Entre un tourisme de masse et le haut de gamme, la Polynésie française choisit le camp du luxe et de l'«authenticité» pour tirer une économie en berne en tablant sur de massifs investissements chinois, explique à l'AFP Jean-Christophe Bouissou, le ministre polynésien du Tourisme et de la Relance économique.

Avec «certainement 180 000 touristes en 2014», la Polynésie est restée en retrait de la croissance du tourisme dans la zone Pacifique mais M. Bouissou ne s'en émeut pas: «Veut-on un tourisme de masse alors que nous sommes 270 000 habitants au risque d'être submergés? Veut-on un développement du type Hawaï: billets pas chers, 8 millions de touristes et des habitants parqués et qui ont perdu leur langue?»

De même, un brin agacé par les comparaisons avec ses voisins, le ministre rappelle que les «700 000 touristes par an de Fidji génèrent moins de chiffres d'affaires que nos 180 000 touristes».

Alors, pour atteindre l'objectif ambitieux de 200 000 touristes en 2015, voire 300 000 en 2018, le ministre du Tourisme positionne le «produit polynésien» sur un haut de gamme spécifique grâce à l«'authenticité» du mode de vie polynésien préservé.

Le coût du transport aérien étant le principal frein de cette destination lointaine, «le nombre de billets vendus à -30% du prix public à travers les réseaux de tours opérateurs vont passer de 15 000 à 30 000 cette année», annonce M. Bouissou, également ministre du Transport aérien international et tutelle de la compagnie Air Tahiti Nui (ATN).
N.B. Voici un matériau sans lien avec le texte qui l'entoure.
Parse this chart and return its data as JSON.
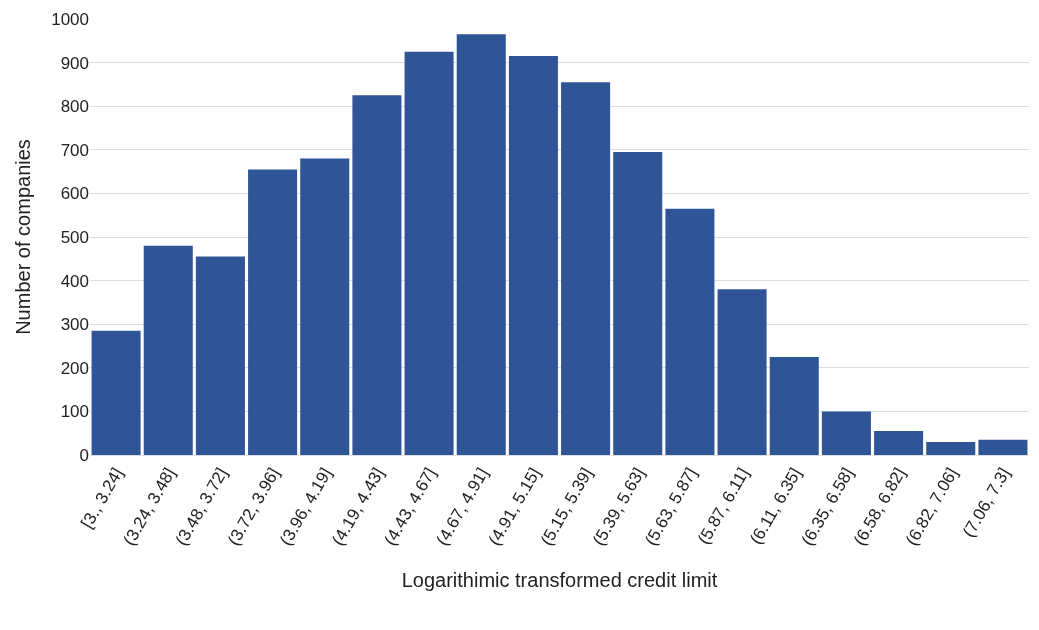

De plus, pour renforcer la desserte, ATN «est sur le point d'entrer dans l'alliance One World» ce qui «nous ferait passer de 6 à 7 code shares actuellement à plus d'une centaine», souligne Jean-Christophe Bouissou, qui espère que cela se fera «cette année».

ATN vient de choisir Boeing pour renouveler sa flotte de long-courriers, délaissant Airbus. Le 787 Dreamliner américain correspond mieux «aux futures routes que nous souhaitons traiter et notamment la Chine», souligne M. Bouissou.

Les Chinois, des touristes dépensiers 

Car les «touristes chinois sont très dépensiers» se réjouit M. Bouissou, racontant l'anecdote de ce collier en perles de Tahiti à 200 000 euros vendu à un Chinois. S'ils ne sont que 3000 à venir à Tahiti, Bora Bora ou Moorea, le gouvernement polynésien rêve d'en voir arriver jusqu'à 80 000 ou 90 000 à terme si d'importants projets se concrétisent avec des investisseurs chinois.

Le ministre évoque «l'implication de grands groupes comme Hainan dans la réalisation de complexes touristiques». Cette société forte d'«une branche hôtelière, une compagnie aérienne et une branche financière est sur le point de signer avec nous un protocole d'accord stratégique pour la réalisation d'un complexe hôtelier sur Tahiti», affirme le ministre.

Les Chinois se montrent intéressés d'avoir la pleine propriété ou la copropriété de plusieurs hôtels existants. Cela permettrait «de mettre rapidement» des vols «depuis Pékin ou Hong Kong vers Papeete», selon le ministre, qui en espèrerait une montée en puissance à «18 000 touristes» annuels.

Pour apaiser les inquiétudes locales, la mise à disposition des terrains domaniaux («300 ha ainsi que la gestion du golf» pour le projet Atimaono) se fera sous forme de «baux emphytéotiques» et le protocole d'accord avec Hainan comporte des «obligations de recrutement de Polynésiens» tant pour la construction que l'exploitation.

Outre Atimaono, l'autre projet colossal est le complexe touristique de Mahana Beach, 52 ha avec hôtels de luxe, casino, sur la côte ouest, «un projet à 3 milliards d'euros à réaliser en 3, 4 ou 5 ans, donc rapidement», estime M. Bouissou, qui attend toutefois encore des investisseurs internationaux.

Il met en garde contre la «pénurie de main-d'oeuvre» mettant en regard les 3 à 4.000 chômeurs du BTP et les 10 000 emplois attendus du Mahana Beach. Il lance d'ailleurs un appel au retour des Polynésiens expatriés.

«2014 a connu une progression de 0,8% des emplois créés, c'est le creux de la vague, la reprise est en cours et ces grands projets vont permettre de l'accélérer», veut croire M. Bouissou, quand la Polynésie connaît «22% de chômage», le double de 2007.